[Sebuah Renungan]
Kisah “Pensil dan Penghapus” memang bukan cerita baru, sudah lama cerita itu tersebar di dunia maya. Merenungkan apa yang baru-baru ini terjadi pada Ibu Siami, saya mencoba menarasikan kembali cerita itu sebagai bahan renungan bagi para guru dan orang tua.
***
Suatu ketika, sebatang pensil datang kepada penghapus dengan wajah sedih. Penghapus yang menyadari ada sesuatu yang dipikirkan oleh pensil lalu berinisiatif memulai percakapan.
“Ada apa pensil? Mengapa kamu terlihat bersedih?”
“Aku ingin meminta maaf kepadamu, penghapus”
“Apa salahmu sehingga aku harus memaafkanmu?”

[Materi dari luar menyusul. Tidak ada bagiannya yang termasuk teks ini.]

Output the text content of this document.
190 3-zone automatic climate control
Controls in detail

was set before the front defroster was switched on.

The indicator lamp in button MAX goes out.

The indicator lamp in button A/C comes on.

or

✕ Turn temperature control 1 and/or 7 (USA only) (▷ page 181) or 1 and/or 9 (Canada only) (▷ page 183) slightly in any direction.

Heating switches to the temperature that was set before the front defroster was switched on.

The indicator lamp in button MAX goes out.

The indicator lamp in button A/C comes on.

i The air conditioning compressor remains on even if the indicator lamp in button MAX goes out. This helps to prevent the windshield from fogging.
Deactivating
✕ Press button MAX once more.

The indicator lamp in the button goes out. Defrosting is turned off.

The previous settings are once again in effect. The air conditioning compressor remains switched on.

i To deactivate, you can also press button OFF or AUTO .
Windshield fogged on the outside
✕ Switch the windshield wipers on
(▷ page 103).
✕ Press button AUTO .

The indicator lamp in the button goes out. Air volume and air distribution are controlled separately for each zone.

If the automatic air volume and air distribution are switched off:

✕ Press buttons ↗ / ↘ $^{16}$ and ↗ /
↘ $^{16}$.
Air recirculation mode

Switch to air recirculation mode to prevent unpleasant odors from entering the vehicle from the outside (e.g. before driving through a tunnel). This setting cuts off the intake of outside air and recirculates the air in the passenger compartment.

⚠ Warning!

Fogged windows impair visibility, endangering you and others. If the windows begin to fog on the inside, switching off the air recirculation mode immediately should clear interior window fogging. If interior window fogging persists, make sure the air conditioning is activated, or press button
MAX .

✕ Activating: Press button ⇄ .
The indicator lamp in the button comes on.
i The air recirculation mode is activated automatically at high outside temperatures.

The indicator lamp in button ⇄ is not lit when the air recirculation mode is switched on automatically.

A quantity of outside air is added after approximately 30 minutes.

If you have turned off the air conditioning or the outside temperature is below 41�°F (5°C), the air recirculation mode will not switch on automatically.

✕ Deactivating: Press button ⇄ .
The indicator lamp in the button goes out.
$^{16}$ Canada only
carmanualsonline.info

“Aku baru menyadari, ternyata kamu sudah banyak berkorban untukku. Setiap kali aku melakukan kesalahan, kamu segera menghapusnya. Dan untuk melakukan itu, kamu rela kehilangan sebagian tubuhmu. Seandainya tidak ada kesalahan yang aku lakukan, tentu saja kamu tidak harus mengorbankan bagian tubuhmu”
“Pensil, kamu tidak perlu meminta maaf. Menghapus kesalahanmu adalah tugasku meskipun untuk itu aku harus kehilangan sebagian tubuhku. Meskipun suatu saat tubuhku habis, dan kamu menggantiku dengan penghapus yang baru, namun aku tidak pernah menyesal, karena memang untuk itulah aku ada, membantu menghapus kesalahanmu agar kamu bisa memperbaikinya kemudian”.
Setelah mendengar pernyataan penghapus, pensilpun mulai lebih teliti dalam menulis agar tidak banyak kesalahan dilakukan yang menyebabkan penghapus mengorbankan tubuhnya.
***
Bapak, ibu guru dan orang tua, dalam mendidik anak-anak, tugas kita tidak ubahnya seperti peran penghapus bagi pensil. Keberadaan kita adalah untuk mengoreksi kesalahan anak-anak kita, lalu membimbing mereka supaya memperbaiki diri agar lebih baik. Mereka yang masih muda belum mampu secara mandiri membedakan mana yang benar dan salah. Adalah wajar jika mereka melakukan kesalahan. Jangan memarahi atau bahkan membentak ketika mereka sedang melakukan kesalahan. Tugas kita adalah mengoreksi kesalahan dan membimbing mereka untuk melakukan yang benar.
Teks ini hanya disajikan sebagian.